Given all that I think it is funny that I keep coming across people around the world naming their ventures “Libertarian” when they have even less to do with politics or policy than a TV network would.

Here is a milliner in England who makes fanciful hats, who calls her company The Libertarian:

And then there is a property management company, that calls itself The Libertarian:










T
















The Libertarian is a family owned and managed commercial property company based in London Bridge. We have properties in London Bridge and Romford.
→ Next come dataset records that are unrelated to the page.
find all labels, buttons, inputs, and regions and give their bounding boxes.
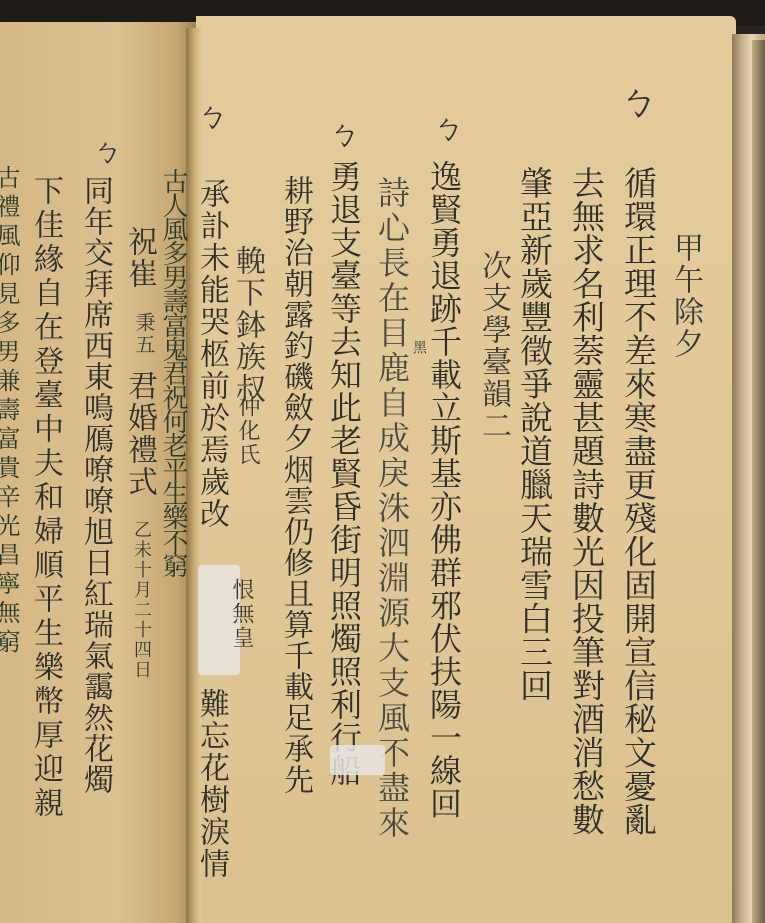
section-mark: ㄅ	[618, 82, 658, 122]
poem3-title: 輓下鉢族叔	[232, 245, 262, 405]
poem4-line-2: 下佳緣自在登臺中夫和婦順平生樂幣厚迎親	[30, 175, 60, 821]
section-mark: ㄅ	[328, 118, 360, 150]
poem3-author-note: 仲化氏	[236, 395, 258, 467]
poem2-title: 次支學臺韻二	[478, 250, 508, 442]
poem4-title: 祝崔	[124, 226, 154, 290]
section-mark: ㄅ	[432, 112, 464, 144]
gutter-line: 古人風多男壽富鬼君祝何老平生樂不窮	[160, 168, 186, 576]
poem1-line-2: 去無求名利萘靈甚題詩數光因投筆對酒消愁數	[570, 166, 603, 836]
scanned-manuscript: ㄅ 甲午除夕 循環正理不差來寒盡更殘化固開宣信秘文憂亂 去無求名利萘靈甚題詩數光…	[0, 0, 765, 923]
poem2-line-3: 勇退支臺等去知此老賢昏街明照燭照利行船	[328, 160, 360, 787]
poem2-line-4: 耕野治朝露釣磯斂夕烟雲仍修且算千載足承先	[280, 175, 310, 795]
poem2-line-1: 逸賢勇退跡千載立斯基亦佛群邪伏扶陽一線回	[428, 160, 460, 820]
poem1-title: 甲午除夕	[670, 232, 700, 360]
section-mark: ㄅ	[92, 138, 122, 168]
poem4-line-1: 同年交拜席西東鳴鴈嘹嘹旭日紅瑞氣靄然花燭	[80, 175, 110, 795]
edge-line: 古禮風仰見多男兼壽富貴辛光昌寧無窮	[0, 165, 18, 658]
poem2-line-2: 詩心長在目鹿自成戾洙泗淵源大支風不盡來	[376, 176, 408, 841]
poem3-line-2: 難忘花樹淚情	[196, 688, 226, 880]
poem4-title-rest: 君婚禮式	[124, 370, 154, 498]
poem4-author-note: 秉五	[134, 312, 154, 356]
page-stack-edge-dark	[752, 40, 765, 923]
section-mark: ㄅ	[196, 100, 228, 132]
erased-patch	[330, 745, 385, 775]
poem1-line-1: 循環正理不差來寒盡更殘化固開宣信秘文憂亂	[622, 166, 655, 836]
poem3-line-1: 承訃未能哭柩前於焉歲改	[196, 178, 226, 530]
poem4-date-note: 乙未十月二十四日	[132, 520, 150, 680]
poem1-line-3: 肇亞新歲豐徵爭說道臘天瑞雪白三回	[518, 166, 551, 702]
poem3-side-note: 恨無皇	[230, 578, 252, 650]
interlinear-note: 黑	[412, 340, 426, 356]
Why come to us?We are 100% family owned so our sole priority is with our tenants rather than external investors. We are open, flexible and always responsive to our tenants’ requirements. We have a hands on approach where you will always have a direct line of communication with us to make sure you have the easiest and most stress free transition into your new home for your business.Nick Riley, Director/Owner – nick@libertarian.uk.comNick started in the business from an early age, when instead of being taken to football matches by his father, he was taken to work and given a shovel. He graduated with a Masters in mechanical engineering in 2000 and spent the following years working as a Project Engineer/Manager for Tyco Infrastructure and Bovis Lend Lease in Australia. He assumed the role of director and company secretary of The Libertarian in 2009 and has steered the business towards the acquisition of further property and the modernisation of the existing stock. Nick is co-owner with his sister, Melissa Riley.



So Beck wants to call his TV network libertarian?  What’s the problem?  He’s been evolving in a libertarian direction for years.  He’s almost the only TV presenter (aside from Stossel, Napolitano and Cavuto) who has a clue about inflationism and deficit financing of state expansion and how it causes business cycles, the core and major and unremarked political issue of the past century.

The problem of a growing liberty movement is not going away.  For example, every time a state Libertarian Party gets permanent ballot status (as my Congressional campaign just produced in the District of Columbia), control of that party rests with organized groups of people who choose to register as Libertarians, whomever they may be.  If you don’t like their positions you will actually have to educate and persuade them, beyond telling them they are not libertarians.